3. 働きながら年金を受け取るシニアは要確認|在職老齢年金制度が2026年度に見直しへ
物価高が続くなか、老後資金への不安から、年金を受け取りながら働き続ける人が増えています。
そうした働き方を考えるうえで、押さえておきたいのが「在職老齢年金制度」です。
2026年度からは、この在職老齢年金制度の見直しが予定されています。特に、60歳代で働く人にとっては影響の大きい改正といえるでしょう。
3.1 在職老齢年金とは?
在職老齢年金とは、60歳以降に老齢厚生年金を受け取りながら、会社員などとして働く人に適用される制度です。
給与や賞与などの報酬と年金額の合計が一定の基準を超えると、その超えた分に応じて老齢厚生年金の一部、または全部が支給停止となります。
この制度は、年金と賃金のバランスを図るために設けられてきました。ただ近年は、「働くと年金が減るため、就労を控えてしまう」といった指摘もあり、見直しの必要性が議論されてきました。
3.2 支給停止の基準額が大幅に引き上げられる
在職老齢年金には、「支給停止調整額」と呼ばれる基準があります。この基準額は近年、段階的に引き上げられてきました。
- 2022年度:47万円
- 2023年度:48万円
- 2024年度:50万円
- 2025年度:51万円
- 2026年度:65万円
2026年4月以降は、給与と年金の合計が月65万円までであれば、老齢厚生年金は全額支給されます。

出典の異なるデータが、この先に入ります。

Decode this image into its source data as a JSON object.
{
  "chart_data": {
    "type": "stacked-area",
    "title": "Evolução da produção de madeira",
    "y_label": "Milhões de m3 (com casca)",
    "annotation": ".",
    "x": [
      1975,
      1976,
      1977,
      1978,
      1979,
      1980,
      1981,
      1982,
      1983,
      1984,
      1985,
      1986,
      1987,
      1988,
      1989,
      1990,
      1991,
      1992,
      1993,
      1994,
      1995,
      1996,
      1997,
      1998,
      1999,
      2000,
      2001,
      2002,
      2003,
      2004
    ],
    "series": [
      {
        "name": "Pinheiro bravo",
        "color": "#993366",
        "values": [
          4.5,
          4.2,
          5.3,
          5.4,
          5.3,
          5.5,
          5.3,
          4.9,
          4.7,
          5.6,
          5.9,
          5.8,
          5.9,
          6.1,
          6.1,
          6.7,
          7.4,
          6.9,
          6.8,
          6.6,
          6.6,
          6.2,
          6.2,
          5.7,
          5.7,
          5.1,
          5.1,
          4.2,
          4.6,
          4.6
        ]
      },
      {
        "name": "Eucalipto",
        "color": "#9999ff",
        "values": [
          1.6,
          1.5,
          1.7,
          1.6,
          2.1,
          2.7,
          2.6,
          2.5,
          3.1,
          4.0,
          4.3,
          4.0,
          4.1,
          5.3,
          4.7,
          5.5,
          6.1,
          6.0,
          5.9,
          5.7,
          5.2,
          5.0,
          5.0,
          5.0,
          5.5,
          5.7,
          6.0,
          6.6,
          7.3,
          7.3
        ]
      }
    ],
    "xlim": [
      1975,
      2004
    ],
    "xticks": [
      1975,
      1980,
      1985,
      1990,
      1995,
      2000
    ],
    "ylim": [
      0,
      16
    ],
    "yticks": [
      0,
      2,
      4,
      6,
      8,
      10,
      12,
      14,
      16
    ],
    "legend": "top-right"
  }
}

2025年度の51万円と比べると引き上げ幅は大きく、年金が減額される人は大幅に減る見込みです。
これまで60歳代では、「働くと年金が減る」という意識から、勤務日数や労働時間を抑えるケースも少なくありませんでした。
今回の見直しは、そうした状況を変える可能性があります。収入を気にして働き方を調整していた人にとっては、今後の働き方を考え直すきっかけになるでしょう。
再雇用制度を利用して働く60歳代の会社員にとっても、給与と年金を両立しやすくなる場面が増えそうです。